NOTE. The court being divided in opinion, pro forma, on the question raised by the demurrer in this cause, the following order was made: “On the trial of this cause, it occurred, as a question, whether, after the expiration of the original patent granted to Oliver Evans, a general right to use his discovery was not so vested in the public, as to require and justify such a construction of the act passed in January, 1808, entitled, ‘An act for the relief of Oliver Evans,’ as would exempt from either treble or single damages, the use, subsequent to the passage of the said act, of the machinery therein mentioned, which was erected subsequent to the expiration of the original patent, and previous to the passage of the act, entitled ‘An act for the relief of Oliver Evans.’ Upon this question, the court was divided in opinion, and it is, therefore, ordered to be certified to the supreme court for their decision and direction thereon.” The supreme court of the United States unanimously sustained the above opinion of the chief justice. See [Evans v. Jordan] 9 Cranch [13 U. S.] 199; 3 Pet, Cond. Rep. 358. The decisions of the United States court, on cases arising under the patent act, are collated by Mr. Peters, in a note at the end of the case.
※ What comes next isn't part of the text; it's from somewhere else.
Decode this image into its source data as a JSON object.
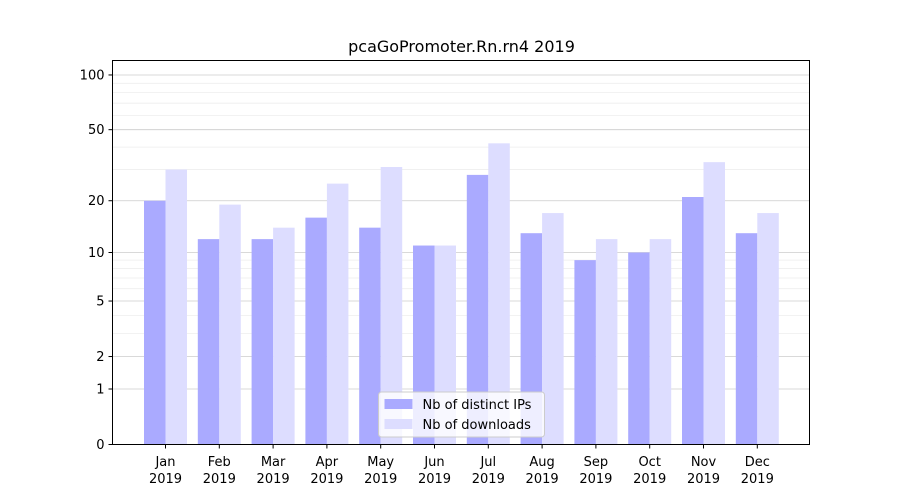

[NOTE. It was the unanimous opinion of the supreme court that the act passed in January, 1808, entitled “An act for the relief of Oliver Evans,” ought not to be so construed as to exempt from either treble or single damages the use, subsequent to the passage of the said act, of the machinery therein mentioned, which was erected subsequent to the expiration of the original patent, and previous to the passage of the said act.

[For other cases involving this patent, see note to Evans v. Hettick, Case No. 4,562.]

1 [Reported by John W. Brockenbrough, Esq.]

2 [Affirmed in 9 Cranch (13 U. S.) 199.]

3 “An act for the relief of Oliver Evans,”—Act Jan. 21, 1808 [6 Stat. 70].

4 Act to promote the progress of the useful arts, Feb. 21, 1793,—1 Story's Laws, c. 55, p. 300 [1 Stat. 318].

5 Act April 17, 1800; 1 Story's Laws, c. 25, p. 752 [2 Stat. 37].